LONDON/HONG KONG (Reuters) - Russian companies shut out of Western markets as a result of the Ukraine crisis are scouting the possibility of raising cash via Chinese or Singapore bonds instead, even if a large scale funding switch to Asia is likely to be a tall order.
Asian investors, eyeing the risks associated with Western sanctions, could prove a hard sell.
Usually prolific borrowers, Russian firms’ bond and loan issuance this year has languished as lenders fear getting caught up in U.S. and EU sanctions imposed on Russian individuals in retaliation for Moscow’s annexation of Crimea and support for separatists in eastern Ukraine.
But with $150 billion or so owed in debt payments this year, the scramble for funds is driving firms to Asia, a region with cash-rich investors and governments that are less critical of the Kremlin’s actions.
“We may see some developments in Asia in exotic currencies such as the ‘dim sum’ market or in Singapore dollars. We are seeing Russian issuers expressing interest in those segments of the market,” said Cecile Camilli, managing director for CEEMEA debt capital markets at Societe Generale.
‘Dim sum’ bonds refers to debt denominated in China’s yuan but sold outside China, most commonly in Hong Kong.
“At the moment it’s non-deal related, but they are preparing themselves,” Camilli added.
Russia’s state-run Sberbank last week held a so-called ‘non-deal’ roadshow in Singapore and Hong Kong - setting out its stall for investors to test potential interest in lending to the bank. Another government entity, Gazprom, will meet Asian investors next week following news it is close to a crucial gas supply deal with China.
Gazprom (GAZP.MM), Russia’s top natural gas producer, plans to supply China with 38 billion cubic meters of gas per year - around a quarter of the company’s exports to Europe - from 2018, and President Vladimir Putin has urged companies to boost exposure to Asia.
Officials at banks’ syndicated loan desks said Gazprom was in the market to extend an existing loan maturing in July.
One Hong Kong banker told Reuters that a dim sum bond will soon be issued by an unnamed Russian bank, adding that several other Russian firms had approached his bank with an eye on that particular market.
So far, Russia’s Asian borrowing remains modest. It includes just over $1 billion worth of yuan bonds since 2004, and just shy of that amount in Singapore dollars, according to data from Thomson Reuters. There have been 11 issues in total, the data shows.
The push for Eastern finance is part of a broader plan to diversify Russia’s economy away from Europe and towards Asia.
Putin will visit China next month while Igor Sechin, the CEO of state-run oil firm Rosneft and who is on the latest U.S. sanctions list, last month travelled through Asia to shore up ties with eastern allies.
“(Asia) is a large market and we have been looking at it for quite a long time ... Over the long term, these markets may supplant the European and American markets for us, but it won’t be quick,” Alexander Ivanov, deputy head of state-run bank VEB, told reporters earlier this month after Western banks declined to syndicate a new loan to replace a maturing facility.

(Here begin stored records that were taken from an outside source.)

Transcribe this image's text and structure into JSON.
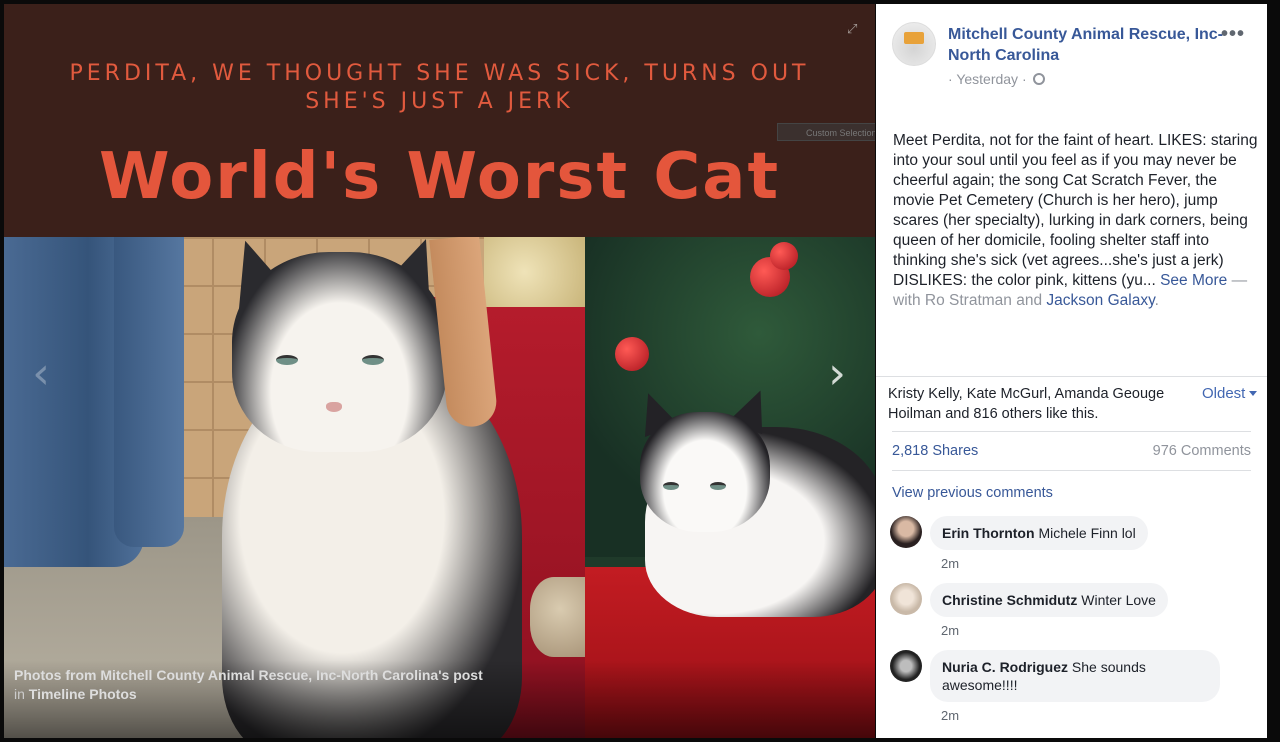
{
  "viewer": {
    "banner": {
      "subtitle_line1": "PERDITA, WE THOUGHT SHE WAS SICK, TURNS OUT",
      "subtitle_line2": "SHE'S JUST A JERK",
      "title": "World's Worst Cat"
    },
    "overlay_label": "Custom Selection",
    "caption": {
      "line1": "Photos from Mitchell County Animal Rescue, Inc-North Carolina's post",
      "line2_prefix": "in",
      "line2_link": "Timeline Photos"
    },
    "icons": {
      "expand": "expand-icon",
      "prev": "chevron-left-icon",
      "next": "chevron-right-icon"
    }
  },
  "post": {
    "page_name": "Mitchell County Animal Rescue, Inc-North Carolina",
    "timestamp": "Yesterday",
    "more_label": "•••",
    "body": "Meet Perdita, not for the faint of heart. LIKES: staring into your soul until you feel as if you may never be cheerful again; the song Cat Scratch Fever, the movie Pet Cemetery (Church is her hero), jump scares (her specialty), lurking in dark corners, being queen of her domicile, fooling shelter staff into thinking she's sick (vet agrees...she's just a jerk) DISLIKES: the color pink, kittens (yu...",
    "see_more": "See More",
    "with_prefix": "— with",
    "tagged_1": "Ro Stratman",
    "with_and": "and",
    "tagged_2": "Jackson Galaxy",
    "period": "."
  },
  "engagement": {
    "likes": "Kristy Kelly, Kate McGurl, Amanda Geouge Hoilman and 816 others like this.",
    "sort": "Oldest",
    "shares": "2,818 Shares",
    "comments": "976 Comments",
    "view_previous": "View previous comments"
  },
  "comments": [
    {
      "author": "Erin Thornton",
      "text": "Michele Finn lol",
      "time": "2m"
    },
    {
      "author": "Christine Schmidutz",
      "text": "Winter Love",
      "time": "2m"
    },
    {
      "author": "Nuria C. Rodriguez",
      "text": "She sounds awesome!!!!",
      "time": "2m"
    }
  ],
  "colors": {
    "banner_bg": "#3b201a",
    "banner_text": "#e4563c",
    "link": "#385898",
    "muted": "#90949c"
  }
}
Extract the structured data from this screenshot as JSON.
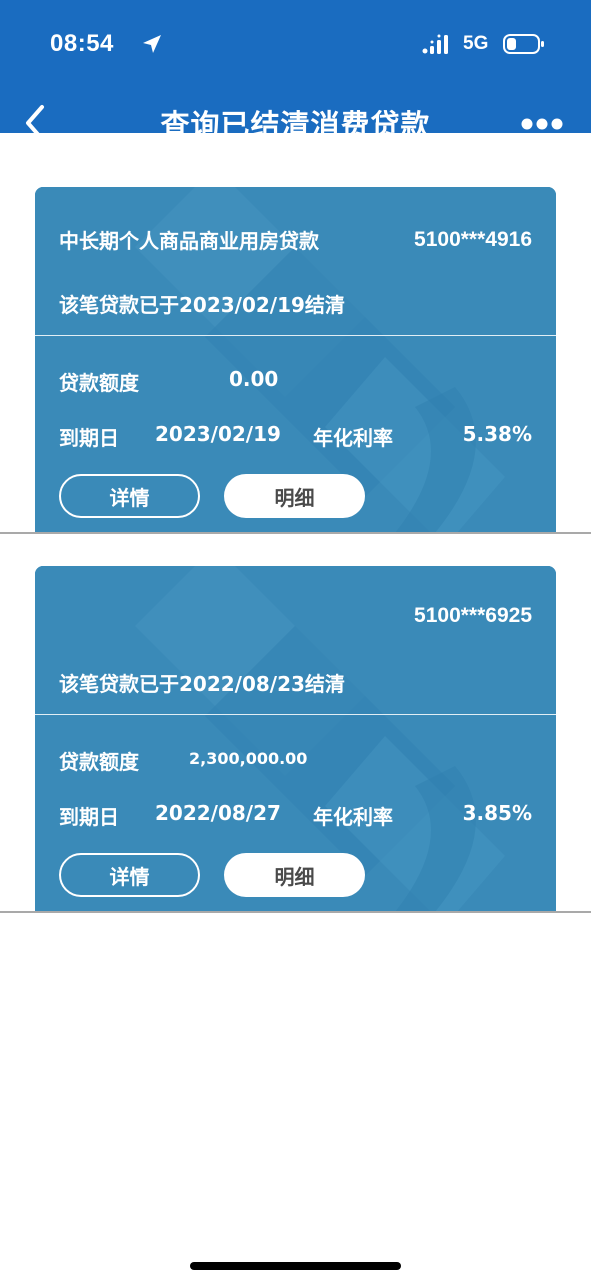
{
  "status_bar": {
    "time": "08:54",
    "network": "5G",
    "icons": [
      "location-arrow-icon",
      "signal-icon",
      "battery-icon"
    ]
  },
  "nav": {
    "title": "查询已结清消费贷款",
    "back_icon": "chevron-left-icon",
    "more_icon": "more-icon"
  },
  "colors": {
    "header_bg": "#1a6cc0",
    "card_bg": "#3a8ab8",
    "button_text": "#4a4a4a"
  },
  "loans": [
    {
      "product_name": "中长期个人商品商业用房贷款",
      "account": "5100***4916",
      "settled_text": "该笔贷款已于2023/02/19结清",
      "amount_label": "贷款额度",
      "amount_value": "0.00",
      "due_label": "到期日",
      "due_value": "2023/02/19",
      "rate_label": "年化利率",
      "rate_value": "5.38%",
      "detail_button": "详情",
      "statement_button": "明细"
    },
    {
      "product_name": "",
      "account": "5100***6925",
      "settled_text": "该笔贷款已于2022/08/23结清",
      "amount_label": "贷款额度",
      "amount_value": "2,300,000.00",
      "due_label": "到期日",
      "due_value": "2022/08/27",
      "rate_label": "年化利率",
      "rate_value": "3.85%",
      "detail_button": "详情",
      "statement_button": "明细"
    }
  ]
}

Dim sum bonds currently make sense for issuers because the cost of swapping future payments from one currency to another via cross-currency swaps between offshore yuan and the dollar - - has become progressively cheaper since late February when the yuan weakened sharply.
That means it is relatively cheap to swap bond proceeds into dollars if that is the currency the issuer ultimately needs.
There are difficulties however. One is size - the whole dim sum market is worth around $110 billion, less than half of what Russian companies have borrowed in euro- and dollar bond markets in the past decade. Second, the market cannot provide longer-term funding, with 2-3 year maturities the most common.
“Asian markets cannot replace the volume the Russians have in dollars, it’s a question of getting some money in and posturing to show they don’t need U.S. investors,” said Apostolos Bantis, a corporate debt strategist at Commerzbank.
“Asian investors may feel more comfortable with Russian risk than Western investors. And if China and Russia do get closer, that market is going to grow.”
But it remains to be seen whether Asian fund managers will be willing to handle Russian risk. U.S., European and Japanese sanctions are less harsh than expected but investors and bankers, even outside these regions, may look carefully at the reputational risks associated with a Russian deal at the moment
Bankers in Asia note that some syndicate desks could be reluctant to handle such deals, fearing U.S. fines in future of the sort imposed on institutions for dealing with Iran.
And the market in existing Russian dim sum debt has more or less dried up, with prices marked sharply lower. Yields on a 1 billion-yuan bond from a Gazprombank arm and on VTB’s 500 million-yuan issue are up 200 basis points this year, rising far more than non-Russian bonds.
“Fund managers are reluctant to buy Russian paper currently and our conversations with some of them show they are adopting a wait-and-watch approach,” said a banker at the syndicate desk of a big Chinese institution in Hong Kong.
“The secondary market for Russian paper in yuan is all but closed. Some Russian paper may come around in second half but for now the yuan market is closed for them.”